E Arisu, como protagonista, se prova um ótimo jogador de poker. Logo no primeiro jogo que disputa, ele resolve o enigma através de uma boa localização espacial e observação atenta. Exatamente como no poker, no qual o lugar em que você está sentado à mesa influencia a dinâmica da sua jogada. E, através da observação dos demais jogadores, você pode tomar uma decisão mais acertada.
Em uma das batalhas mais eletrizantes (literalmente) da série, Arisu tem que descobrir qual interruptor acende uma lâmpada, mas sem poder ver a lâmpada. E tem que fazer isso enquanto a sala inunda, com a água subindo rápido rumo a um pontalete eletrificado. Sem dar spoiler do como, ele consegue resolver o enigma através de uma análise de probabilidades e um certo tipo de blefe – novamente, os ensinamentos do poker se fizeram presentes.
Um terceiro e último exemplo de mind game é a prova em que Arisu e seus amigos têm que correr quilômetros dentro de um túnel, para fugir de algo desconhecido. A maioria dos jogadores encara o desafio como algo físico – correr, correr e correr – mas a melhor aposta, se voltamos à metáfora do poker, seria um call.

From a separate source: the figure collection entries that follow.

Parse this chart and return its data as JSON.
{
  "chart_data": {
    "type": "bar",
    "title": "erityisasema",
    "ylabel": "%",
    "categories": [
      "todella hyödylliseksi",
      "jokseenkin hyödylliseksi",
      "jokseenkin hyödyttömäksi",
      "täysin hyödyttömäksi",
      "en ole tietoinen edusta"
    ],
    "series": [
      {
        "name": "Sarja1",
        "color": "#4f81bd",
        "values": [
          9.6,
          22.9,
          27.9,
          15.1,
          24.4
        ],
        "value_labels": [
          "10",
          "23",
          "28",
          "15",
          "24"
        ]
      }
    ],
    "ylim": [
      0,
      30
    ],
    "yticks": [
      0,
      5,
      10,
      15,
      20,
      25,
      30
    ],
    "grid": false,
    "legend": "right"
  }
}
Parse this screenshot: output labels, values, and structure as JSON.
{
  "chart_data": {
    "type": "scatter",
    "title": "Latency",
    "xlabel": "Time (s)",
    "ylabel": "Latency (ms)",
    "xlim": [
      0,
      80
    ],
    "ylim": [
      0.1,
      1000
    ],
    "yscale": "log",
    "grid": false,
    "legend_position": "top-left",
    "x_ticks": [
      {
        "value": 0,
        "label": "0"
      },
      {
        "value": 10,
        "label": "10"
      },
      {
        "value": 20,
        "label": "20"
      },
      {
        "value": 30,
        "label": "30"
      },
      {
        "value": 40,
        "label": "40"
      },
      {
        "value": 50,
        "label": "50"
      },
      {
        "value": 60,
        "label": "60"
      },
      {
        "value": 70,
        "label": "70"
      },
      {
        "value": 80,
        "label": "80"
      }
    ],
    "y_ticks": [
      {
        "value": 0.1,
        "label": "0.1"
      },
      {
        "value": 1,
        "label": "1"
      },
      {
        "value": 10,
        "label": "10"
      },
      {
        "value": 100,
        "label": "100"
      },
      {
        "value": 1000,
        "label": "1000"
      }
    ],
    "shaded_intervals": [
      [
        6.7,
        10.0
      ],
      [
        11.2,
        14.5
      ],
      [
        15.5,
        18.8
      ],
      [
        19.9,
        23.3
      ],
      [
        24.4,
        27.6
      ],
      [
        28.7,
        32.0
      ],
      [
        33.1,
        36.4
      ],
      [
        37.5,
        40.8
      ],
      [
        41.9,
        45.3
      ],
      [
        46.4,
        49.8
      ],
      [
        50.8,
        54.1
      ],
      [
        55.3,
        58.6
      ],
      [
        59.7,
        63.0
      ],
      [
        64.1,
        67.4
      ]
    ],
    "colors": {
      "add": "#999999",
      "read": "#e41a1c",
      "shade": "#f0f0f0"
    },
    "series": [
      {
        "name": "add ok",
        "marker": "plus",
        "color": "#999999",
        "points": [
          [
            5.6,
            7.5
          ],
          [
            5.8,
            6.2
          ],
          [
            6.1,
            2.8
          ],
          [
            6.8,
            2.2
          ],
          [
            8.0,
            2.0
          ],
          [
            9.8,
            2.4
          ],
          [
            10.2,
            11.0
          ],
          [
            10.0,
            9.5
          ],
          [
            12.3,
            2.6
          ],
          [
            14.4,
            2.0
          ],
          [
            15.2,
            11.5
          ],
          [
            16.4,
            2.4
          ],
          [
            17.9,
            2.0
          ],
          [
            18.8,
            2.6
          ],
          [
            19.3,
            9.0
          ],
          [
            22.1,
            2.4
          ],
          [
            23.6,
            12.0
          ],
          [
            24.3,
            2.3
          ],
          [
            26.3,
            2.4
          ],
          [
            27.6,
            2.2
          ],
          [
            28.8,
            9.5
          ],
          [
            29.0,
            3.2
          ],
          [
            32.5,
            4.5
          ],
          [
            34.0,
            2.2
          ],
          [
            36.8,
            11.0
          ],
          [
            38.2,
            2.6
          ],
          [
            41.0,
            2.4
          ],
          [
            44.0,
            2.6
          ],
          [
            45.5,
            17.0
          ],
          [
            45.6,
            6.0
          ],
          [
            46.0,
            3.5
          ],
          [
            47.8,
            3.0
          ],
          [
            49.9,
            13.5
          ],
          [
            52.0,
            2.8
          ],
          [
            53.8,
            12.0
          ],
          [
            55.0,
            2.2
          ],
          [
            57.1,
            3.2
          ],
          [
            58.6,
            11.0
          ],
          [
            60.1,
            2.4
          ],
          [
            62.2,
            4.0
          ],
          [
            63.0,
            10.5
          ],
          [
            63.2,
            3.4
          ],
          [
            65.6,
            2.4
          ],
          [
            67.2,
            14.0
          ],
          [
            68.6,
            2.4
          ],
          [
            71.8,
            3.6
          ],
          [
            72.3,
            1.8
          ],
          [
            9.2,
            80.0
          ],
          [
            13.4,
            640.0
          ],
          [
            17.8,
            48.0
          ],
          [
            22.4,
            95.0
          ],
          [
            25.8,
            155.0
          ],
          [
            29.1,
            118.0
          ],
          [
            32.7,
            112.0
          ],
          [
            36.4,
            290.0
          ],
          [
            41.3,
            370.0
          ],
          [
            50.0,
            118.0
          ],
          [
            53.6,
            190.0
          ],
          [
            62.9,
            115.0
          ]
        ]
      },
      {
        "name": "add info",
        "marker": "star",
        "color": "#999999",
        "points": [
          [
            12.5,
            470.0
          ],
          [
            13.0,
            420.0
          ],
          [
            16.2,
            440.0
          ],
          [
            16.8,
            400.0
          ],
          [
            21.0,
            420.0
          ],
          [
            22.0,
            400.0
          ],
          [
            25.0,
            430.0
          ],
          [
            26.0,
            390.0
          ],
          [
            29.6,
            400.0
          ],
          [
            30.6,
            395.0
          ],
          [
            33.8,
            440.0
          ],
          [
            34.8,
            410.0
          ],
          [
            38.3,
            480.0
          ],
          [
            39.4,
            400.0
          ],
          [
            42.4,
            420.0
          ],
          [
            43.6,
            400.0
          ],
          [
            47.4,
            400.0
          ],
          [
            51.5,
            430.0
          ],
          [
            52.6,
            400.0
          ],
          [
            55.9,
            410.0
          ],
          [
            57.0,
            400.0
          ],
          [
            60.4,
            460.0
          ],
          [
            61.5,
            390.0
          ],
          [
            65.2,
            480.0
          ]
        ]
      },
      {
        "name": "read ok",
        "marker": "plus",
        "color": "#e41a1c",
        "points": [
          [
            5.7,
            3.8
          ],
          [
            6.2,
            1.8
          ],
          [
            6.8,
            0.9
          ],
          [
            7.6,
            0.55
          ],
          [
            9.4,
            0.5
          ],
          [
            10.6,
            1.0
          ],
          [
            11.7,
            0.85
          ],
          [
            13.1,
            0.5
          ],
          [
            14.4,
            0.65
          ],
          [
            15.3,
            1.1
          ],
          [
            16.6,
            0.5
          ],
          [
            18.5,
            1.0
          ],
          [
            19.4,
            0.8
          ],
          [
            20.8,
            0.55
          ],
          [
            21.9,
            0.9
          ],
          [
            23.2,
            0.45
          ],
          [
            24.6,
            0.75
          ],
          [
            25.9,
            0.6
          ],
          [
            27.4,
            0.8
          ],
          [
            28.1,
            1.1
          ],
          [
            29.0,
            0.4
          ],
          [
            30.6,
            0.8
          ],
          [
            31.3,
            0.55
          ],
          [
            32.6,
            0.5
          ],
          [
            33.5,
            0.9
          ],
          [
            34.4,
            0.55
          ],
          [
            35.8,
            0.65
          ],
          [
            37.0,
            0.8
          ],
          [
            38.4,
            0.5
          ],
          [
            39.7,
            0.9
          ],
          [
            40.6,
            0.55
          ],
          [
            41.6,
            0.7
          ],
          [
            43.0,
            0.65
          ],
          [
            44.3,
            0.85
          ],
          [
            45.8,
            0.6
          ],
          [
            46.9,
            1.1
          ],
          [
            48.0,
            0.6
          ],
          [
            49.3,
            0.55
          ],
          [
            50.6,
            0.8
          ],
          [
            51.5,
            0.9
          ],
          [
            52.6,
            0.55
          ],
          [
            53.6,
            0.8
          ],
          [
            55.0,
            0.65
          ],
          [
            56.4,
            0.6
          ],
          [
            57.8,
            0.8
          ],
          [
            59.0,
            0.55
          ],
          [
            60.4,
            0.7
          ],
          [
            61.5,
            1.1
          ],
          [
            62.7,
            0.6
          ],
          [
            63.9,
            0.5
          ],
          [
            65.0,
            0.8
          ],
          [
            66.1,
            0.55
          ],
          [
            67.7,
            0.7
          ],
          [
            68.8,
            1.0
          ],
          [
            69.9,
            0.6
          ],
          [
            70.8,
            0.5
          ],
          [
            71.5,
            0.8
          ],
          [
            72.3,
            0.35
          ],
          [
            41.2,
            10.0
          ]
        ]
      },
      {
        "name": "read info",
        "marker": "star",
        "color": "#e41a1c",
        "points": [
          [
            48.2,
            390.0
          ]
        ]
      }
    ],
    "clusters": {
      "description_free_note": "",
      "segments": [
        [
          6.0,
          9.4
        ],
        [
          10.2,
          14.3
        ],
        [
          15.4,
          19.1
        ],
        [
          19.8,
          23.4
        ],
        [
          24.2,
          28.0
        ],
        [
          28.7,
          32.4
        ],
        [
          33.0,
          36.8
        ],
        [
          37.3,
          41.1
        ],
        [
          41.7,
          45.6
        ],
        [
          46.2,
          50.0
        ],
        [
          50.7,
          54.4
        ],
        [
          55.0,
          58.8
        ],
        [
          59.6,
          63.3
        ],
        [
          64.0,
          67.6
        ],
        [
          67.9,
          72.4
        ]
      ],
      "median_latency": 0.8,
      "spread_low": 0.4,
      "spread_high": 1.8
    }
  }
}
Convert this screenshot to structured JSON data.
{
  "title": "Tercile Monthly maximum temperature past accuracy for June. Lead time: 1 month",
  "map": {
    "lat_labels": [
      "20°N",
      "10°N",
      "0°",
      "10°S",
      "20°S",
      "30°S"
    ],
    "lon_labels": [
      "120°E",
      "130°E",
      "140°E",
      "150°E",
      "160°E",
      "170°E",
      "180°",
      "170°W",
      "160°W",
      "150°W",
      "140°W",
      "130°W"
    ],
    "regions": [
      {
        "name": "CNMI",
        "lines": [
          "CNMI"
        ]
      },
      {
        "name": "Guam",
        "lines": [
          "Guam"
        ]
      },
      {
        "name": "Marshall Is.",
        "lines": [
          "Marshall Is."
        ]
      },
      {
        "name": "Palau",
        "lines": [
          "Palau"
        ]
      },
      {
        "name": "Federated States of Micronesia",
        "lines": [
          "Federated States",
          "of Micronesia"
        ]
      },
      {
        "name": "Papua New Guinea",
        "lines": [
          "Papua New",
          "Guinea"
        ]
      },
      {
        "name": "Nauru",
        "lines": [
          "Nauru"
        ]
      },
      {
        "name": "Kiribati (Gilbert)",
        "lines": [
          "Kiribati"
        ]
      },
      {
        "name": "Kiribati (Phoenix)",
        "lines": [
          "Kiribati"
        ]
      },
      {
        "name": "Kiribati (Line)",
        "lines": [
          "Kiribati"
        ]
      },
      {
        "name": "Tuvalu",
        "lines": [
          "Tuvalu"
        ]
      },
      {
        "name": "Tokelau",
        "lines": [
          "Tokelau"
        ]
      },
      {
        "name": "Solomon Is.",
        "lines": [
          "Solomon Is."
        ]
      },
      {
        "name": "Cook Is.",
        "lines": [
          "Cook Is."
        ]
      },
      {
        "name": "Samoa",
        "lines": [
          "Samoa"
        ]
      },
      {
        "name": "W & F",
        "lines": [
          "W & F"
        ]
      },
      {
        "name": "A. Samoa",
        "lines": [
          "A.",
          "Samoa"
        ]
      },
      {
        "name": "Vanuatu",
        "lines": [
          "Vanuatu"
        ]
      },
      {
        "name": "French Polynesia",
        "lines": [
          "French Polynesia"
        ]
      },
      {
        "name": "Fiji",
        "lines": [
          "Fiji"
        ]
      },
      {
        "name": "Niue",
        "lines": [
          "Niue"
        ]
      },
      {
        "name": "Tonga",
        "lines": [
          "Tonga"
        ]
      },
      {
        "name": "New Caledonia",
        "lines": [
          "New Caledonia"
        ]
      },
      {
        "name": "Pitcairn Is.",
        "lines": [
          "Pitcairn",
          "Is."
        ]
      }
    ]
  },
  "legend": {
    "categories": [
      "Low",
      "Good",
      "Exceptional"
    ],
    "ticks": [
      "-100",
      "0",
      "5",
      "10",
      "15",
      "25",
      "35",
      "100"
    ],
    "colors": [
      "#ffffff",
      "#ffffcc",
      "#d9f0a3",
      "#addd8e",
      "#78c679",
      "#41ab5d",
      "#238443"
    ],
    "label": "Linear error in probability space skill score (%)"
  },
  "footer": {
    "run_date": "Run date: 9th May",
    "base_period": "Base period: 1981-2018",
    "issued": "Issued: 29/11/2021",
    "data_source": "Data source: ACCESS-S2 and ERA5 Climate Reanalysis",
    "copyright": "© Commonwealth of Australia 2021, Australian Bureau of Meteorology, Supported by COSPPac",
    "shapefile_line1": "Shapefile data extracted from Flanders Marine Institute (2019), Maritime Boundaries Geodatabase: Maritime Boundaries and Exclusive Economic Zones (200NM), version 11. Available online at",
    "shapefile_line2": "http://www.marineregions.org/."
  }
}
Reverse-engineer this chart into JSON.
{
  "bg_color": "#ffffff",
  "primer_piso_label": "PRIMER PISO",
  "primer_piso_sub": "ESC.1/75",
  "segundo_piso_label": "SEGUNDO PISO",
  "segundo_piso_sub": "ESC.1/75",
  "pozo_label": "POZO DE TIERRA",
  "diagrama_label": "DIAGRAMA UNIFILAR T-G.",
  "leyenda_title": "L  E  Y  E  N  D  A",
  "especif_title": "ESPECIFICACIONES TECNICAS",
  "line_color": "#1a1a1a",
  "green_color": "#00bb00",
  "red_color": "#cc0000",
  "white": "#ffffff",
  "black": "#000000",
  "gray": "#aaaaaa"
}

A conexão do baralho com os jogos mentais funciona muito bem. E – novamente sem spoiler – as cartas têm um papel importante no desenrolar da história. Talvez mais que na obra original de Carroll, na qual elas eram apenas soldados da rainha louca, a Dama de Copas. Em Alice in Borderland as cartas e seus naipes vão além, assumindo um papel revelador da psique subconsciente do protagonista. Algo que parece maluco, e é mesmo. E por isso é tão divertido assistir.